Ulss Euganea, 'aveva mangiato frutti di mare, ora sta bene'


Un caso di epatite A è stato riscontrato in provincia di Padova. Lo rende noto oggi l'azienda Ulss 6 Euganea, precisando che si tratta di un turista veneto rientrato da un viaggio a Napoli, dove aveva consumato frutti di mare.
    Sono 38 negli ultimi sei anni i casi di epatite A nel territorio di Padova e provincia.

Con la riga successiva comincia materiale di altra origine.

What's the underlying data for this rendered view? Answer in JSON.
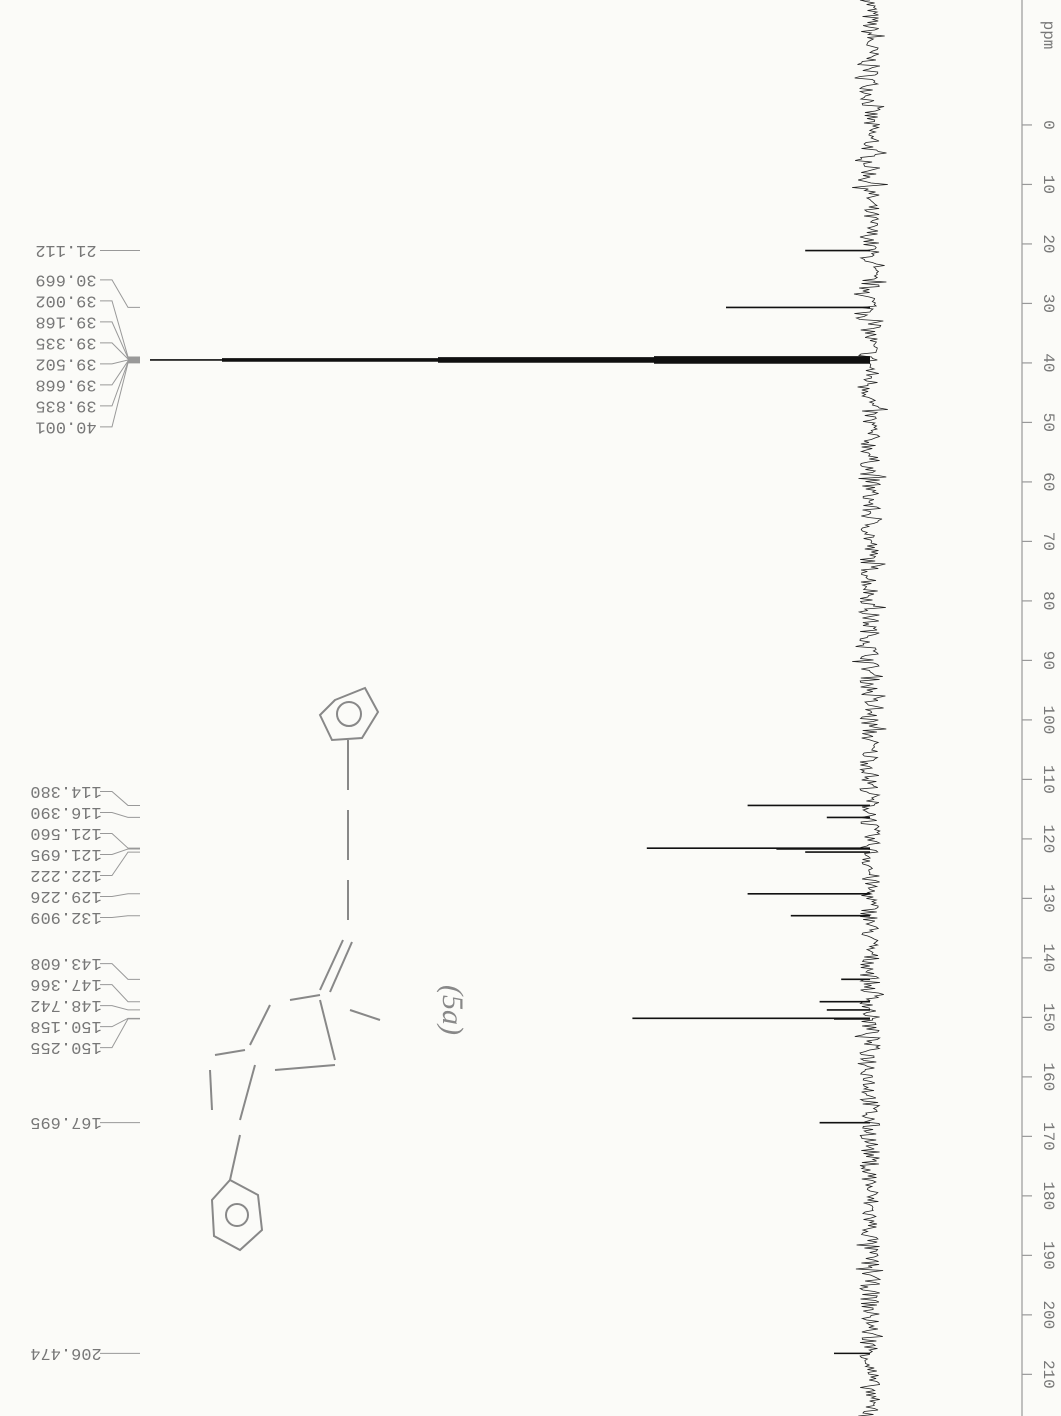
{
  "chart_data": {
    "type": "nmr",
    "x_label": "ppm",
    "xlim": [
      -21,
      217
    ],
    "xticks": [
      0,
      10,
      20,
      30,
      40,
      50,
      60,
      70,
      80,
      90,
      100,
      110,
      120,
      130,
      140,
      150,
      160,
      170,
      180,
      190,
      200,
      210
    ],
    "ylim": [
      0,
      100
    ],
    "color": "#111111",
    "x": [
      21.112,
      30.669,
      39.002,
      39.168,
      39.335,
      39.502,
      39.668,
      39.835,
      40.001,
      114.38,
      116.39,
      121.56,
      121.695,
      122.222,
      129.226,
      132.909,
      143.608,
      147.366,
      148.742,
      150.158,
      150.255,
      167.695,
      206.474
    ],
    "peak_labels": [
      "21.112",
      "30.669",
      "39.002",
      "39.168",
      "39.335",
      "39.502",
      "39.668",
      "39.835",
      "40.001",
      "114.380",
      "116.390",
      "121.560",
      "121.695",
      "122.222",
      "129.226",
      "132.909",
      "143.608",
      "147.366",
      "148.742",
      "150.158",
      "150.255",
      "167.695",
      "206.474"
    ],
    "values": [
      9,
      20,
      30,
      60,
      90,
      100,
      90,
      60,
      30,
      17,
      6,
      31,
      13,
      9,
      17,
      11,
      4,
      7,
      6,
      33,
      5,
      7,
      5
    ],
    "annotation": "(5a)"
  }
}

Il paziente ha seguito la profilassi prevista in questi casi e ora sta bene.
    "Ciò che sta accadendo in Italia come conseguenza dell'epidemia di Epatite A - sottolinea Luca Sbrogiò, direttore del Dipartimento di Prevenzione dell'Ulss 6 - costituisce un esempio chiaro di One Health. L'epidemia riconosce diverse cause che impattano su ambiente, animali e uomini: in ambienti degradati e inquinati da rifiuti organici proliferano cozze e vongole che filtrano e concentrano anche virus, come l'Epatite A. Mangiati poco cotti possono contagiare e dare Epatite.
    Mancanza della dovuta attenzione igienica, scarsa protezione con idonea vaccinazione, non corretta manipolazione degli alimenti favoriscono la trasmissione del virus".
    L'Ulss 6 informa che è possibile eseguire la vaccinazione (due dosi a distanza di 6-12 mesi). L'utente maggiorenne può prenotare autonomamente a Cup; i pazienti pediatrici sotto i 16 anni invece prenotano come accesso vaccinale nella sezione "Vaccinazioni pediatriche".